Za yinyang 雜陰陽 "Miscellanea about Yin and Yang", also called Za yinyang shu 雜陰陽書, was a book on the philosophical Yin-Yang School written during the early Han period 漢 (206 BCE-220 CE). The bibliographical chapter Yiwen zhi 藝文志 in the official dynastic history Hanshu 漢書 says it was 38-chapters-long, but the author is not mentioned.
Yan Zhenzong 姚振宗 (1842-1906), who wrote a critical investigation of the Yiwen zhi, is of the opinion that the text was a mixture of various statements of Yin-Yang teachings compiled by the imperial bibliographer Liu Xiang 劉向 (79-8 or 77-6 BCE).
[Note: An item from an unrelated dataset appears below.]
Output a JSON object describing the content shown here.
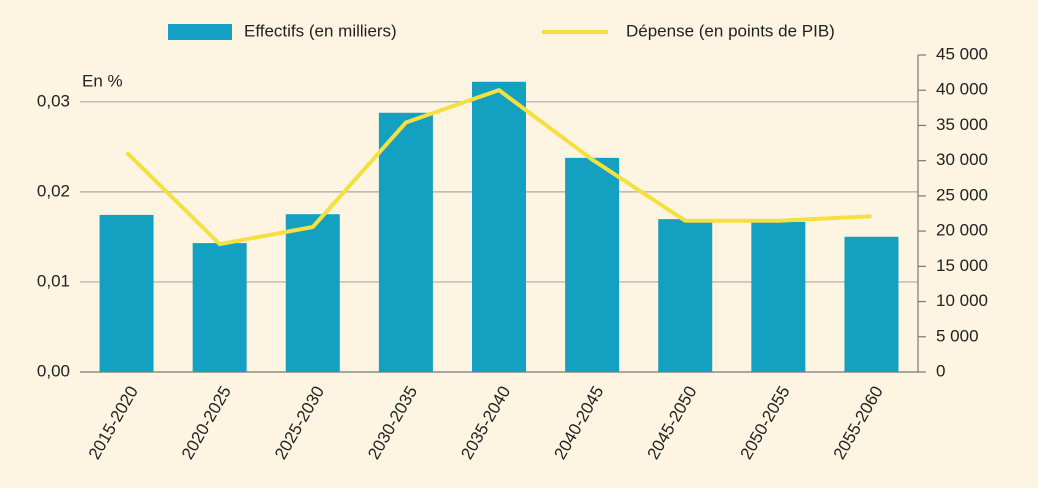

Zhang Shunhui 張舜徽 (1911-1992) points at the fact that the Za yinyang was probably similar to the texts Rujia yan 儒家言 and Daojia yan 道家言, also collections of various statements of Confucian and Daoist masters whose authenticity was not clear.
The book is lost today, but it was still quoted during the Northern Wei period 北魏 (386-534) in Jia Sixie's 賈思勰 (fl. 544) agronomical treatise Qimin yaoshu 齊民要術. The texts of the Yin-Yang School focused, among others, on astrological phenomena, medicine and divination, all aspects that have a relation to agriculture.